No, nothing weird’s showing up, Waze spokeswoman Julie Mossler told him:

The amount of police alerts currently reported in Miami is at its normal rate.

Mossler also confirmed what one would assume about the vetting powers of a credibility rating: namely, that bad apples, be they lying cops or fibbing civilians, would be thumbs-downed out of sight and out of data stream-polluting potential:

Waze algorithms rely on crowdsourcing to confirm or negate what has been reported on the road. Thousands of users in Florida do this, both passively and actively, every day. In addition, we place greater trust in reports from heavy users and terminate accounts of those whose behavior demonstrate a pattern of contributing false information. As a result the Waze map will remain reliable and updated to the minute, reflecting real-time conditions.

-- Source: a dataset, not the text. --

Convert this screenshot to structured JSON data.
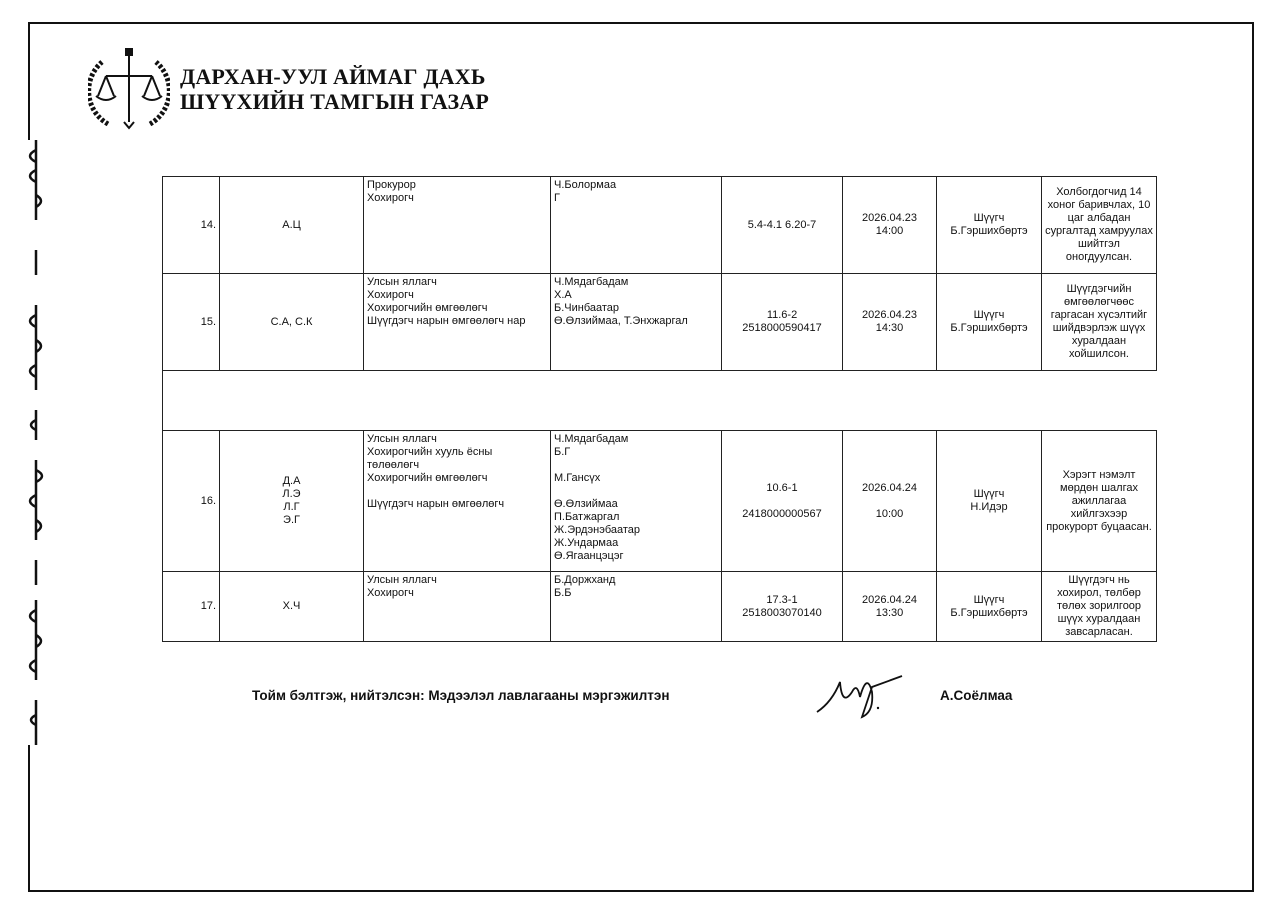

Even if there are hundreds of cops downloading and trying to mess with Waze, it just won’t do much good. Or, in this case, bad.

UPDATE 19 FEBRUARY: I got in touch with NBC’s Jamie Guirola, who says his source for the information about Miami cops downloading Waze was Javier Ortiz with the Miami Fraternal Order of Police, a police union.

According to Guirola, the FOP instructed officers to download the app. I reached out to Sergeant Ortiz to find out if the FOP had also told police to mess with Waze by feeding it bad data, and if so, why. I’ll update the story again if Sergeant Ortiz gets back to me.


I don’t think policing should have an element of surprise. Obviously there are edge cases to that statement – such as gathering evidence on a suspected individual without tipping them to the investigation – but normal community policing should be as transparent as glass. This is even more important now that there is such a negative view on policing here in the states. It shouldn’t be an us v them situation where the cops are trying to outsmart the people so they can hide their actions. The cops should be more than willing to work with the community to come to some understanding of policing and why it’s important and what makes it effective. This blue wall thing needs to come down. We are all citizens of the state.